Not too weird eh?  Yes, the salmon for breakfast is a strange choice, but that's not the only thing you can eat for breakfast obviously.  Now let's have a look at the Western Diet choices we're stacking this against:

Typical Western Diet day:

Breakfast:  Danish pastry and two cups of cornflakes with eight ounces whole milk topped with a teaspoon of sugar.  She washes it down with a cup of coffee containing a tablespoon of cream and a teaspoon of sugar.  Due to all the refined carbs consumed for breakfast, her blood sugar level plummets and she's hungry again by mid morning, so in goes a glazed doughnut and another cup of coffee as described above.

Lunch:  Hits McDonald's for lunch and grabs a Quarter Pounder, small fry, and a 12 ounce cola.

Dinner:  Two slices of cheese pizza and a small iceberg lettuce salad with a half a tomato and two tablespoons of thousand island dressing.  This is accompanied by a 12 ounce lemon-lime soda.
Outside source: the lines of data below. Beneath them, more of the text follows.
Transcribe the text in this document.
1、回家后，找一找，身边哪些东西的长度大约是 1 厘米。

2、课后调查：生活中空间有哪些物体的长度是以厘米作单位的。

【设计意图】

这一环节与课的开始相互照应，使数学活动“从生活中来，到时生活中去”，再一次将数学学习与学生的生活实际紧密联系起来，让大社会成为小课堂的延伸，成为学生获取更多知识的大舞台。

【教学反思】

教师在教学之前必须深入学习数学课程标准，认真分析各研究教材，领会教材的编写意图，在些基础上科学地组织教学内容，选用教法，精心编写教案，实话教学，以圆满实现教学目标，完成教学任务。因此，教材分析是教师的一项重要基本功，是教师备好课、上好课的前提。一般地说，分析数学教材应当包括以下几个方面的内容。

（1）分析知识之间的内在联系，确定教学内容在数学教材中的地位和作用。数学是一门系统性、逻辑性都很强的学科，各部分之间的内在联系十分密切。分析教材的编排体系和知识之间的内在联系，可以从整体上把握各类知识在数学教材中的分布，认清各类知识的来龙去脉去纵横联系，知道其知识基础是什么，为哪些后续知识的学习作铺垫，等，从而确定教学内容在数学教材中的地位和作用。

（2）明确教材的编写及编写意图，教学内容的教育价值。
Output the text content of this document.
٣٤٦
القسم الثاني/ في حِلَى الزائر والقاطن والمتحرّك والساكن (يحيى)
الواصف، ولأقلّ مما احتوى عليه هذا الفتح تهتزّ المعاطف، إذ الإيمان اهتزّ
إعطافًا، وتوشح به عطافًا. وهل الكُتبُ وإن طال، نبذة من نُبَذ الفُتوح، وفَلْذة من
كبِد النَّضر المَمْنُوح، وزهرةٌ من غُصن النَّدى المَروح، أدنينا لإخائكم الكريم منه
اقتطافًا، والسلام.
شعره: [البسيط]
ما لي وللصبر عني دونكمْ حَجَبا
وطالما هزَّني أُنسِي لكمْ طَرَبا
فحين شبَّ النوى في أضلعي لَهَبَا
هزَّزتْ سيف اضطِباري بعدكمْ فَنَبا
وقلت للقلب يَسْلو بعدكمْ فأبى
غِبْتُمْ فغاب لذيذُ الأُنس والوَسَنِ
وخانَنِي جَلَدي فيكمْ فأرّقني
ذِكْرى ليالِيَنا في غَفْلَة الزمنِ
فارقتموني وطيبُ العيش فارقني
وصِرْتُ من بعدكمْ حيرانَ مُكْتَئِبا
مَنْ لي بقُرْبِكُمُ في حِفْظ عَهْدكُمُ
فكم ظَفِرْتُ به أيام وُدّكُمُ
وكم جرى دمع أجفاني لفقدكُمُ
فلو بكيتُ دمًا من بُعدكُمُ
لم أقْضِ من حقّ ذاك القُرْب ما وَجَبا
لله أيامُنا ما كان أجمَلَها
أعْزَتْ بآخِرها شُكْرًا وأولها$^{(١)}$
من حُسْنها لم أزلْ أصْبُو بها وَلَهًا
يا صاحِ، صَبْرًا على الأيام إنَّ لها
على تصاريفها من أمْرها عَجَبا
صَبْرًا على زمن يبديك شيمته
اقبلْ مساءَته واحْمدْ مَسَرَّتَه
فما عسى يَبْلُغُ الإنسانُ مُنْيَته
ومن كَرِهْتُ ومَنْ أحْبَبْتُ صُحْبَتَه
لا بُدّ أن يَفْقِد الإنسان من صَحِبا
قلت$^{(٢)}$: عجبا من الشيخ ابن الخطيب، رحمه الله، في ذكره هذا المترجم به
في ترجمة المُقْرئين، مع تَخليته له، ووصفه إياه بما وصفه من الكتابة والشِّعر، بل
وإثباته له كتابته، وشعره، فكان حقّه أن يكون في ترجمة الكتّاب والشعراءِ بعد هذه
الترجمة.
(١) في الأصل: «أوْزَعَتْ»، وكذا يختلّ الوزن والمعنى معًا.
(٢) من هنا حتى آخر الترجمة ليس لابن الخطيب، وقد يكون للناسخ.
Now seriously... people are worried about *my* nutritional intake when that's a very real picture of an average American's daily diet?  I fully realize this isn't necessarily a fair fight, but again, we're looking at the average diet for a follower of a Paleo lifestyle and the average diet of a typical American.  But for giggles, let's look at the comparison.  These will be the percentages of the RDA for each nutrient:

Water Soluable Vitamins:

Thiamin (B1):  Paleo 417%, Western 95%
Riboflavin (B2):  Paleo 281%, Western 87%
Niacin (B3):  Paleo 374%, Western 73%
Pyridoxine (B6):  Paleo 369%, Western 20%
Cobalamin (B12):  Paleo 513%, Western 88%
Vitamin C:  Paleo 932%, Western 51%

Fat Soluable Vitamins:

Vitamin A:  Paleo 858%, Western 53%
Vitamin D:  Western 63%, Paleo 0%
Vitamin E:  Paleo 331%, Western 34%
Vitamin K:  Paleo 1,454%, Western 80%

Macro Minerals:

Calcium:  Paleo 111%, Western 111%
Phosphorus:  Paleo 289%, Western 115%
Magnesium:  Paleo 245%, Western 46%

Trace Minerals:

Iron:  Paleo 143%, Western 68%
Zinc:  Paleo 165%, Western 33%

There are a few items that there is no RDA for, but they're really important!  They are:

Omega 3 fats:  Paleo 6.7 grams, Western 1 gram
Dietary Fiber:  Paleo 47 grams, Western 8 grams
Sodium:  Paleo 813 milligrams, Western 2,943 milligrams
Potassium:  Paleo 8.5 grams, Western 2.1 grams

I've included only vitamins and minerals people would consider "common" even though the book gives many more.  I've not omitted anything where Paleo would have been an inferior dietary choice.  As you can see, there is only one listed where the Western example is better than Paleo, and only one where they are equal.  

Again, this is just an example provided in the book.  I may create my own example of a real day of my eating at some point against what I believe most people would consider a "Healthy" day of eating for the average American.

So I hope this puts to rest any fears of my lack of nutrition due to the omission of grains, dairy, and sugar from my diet!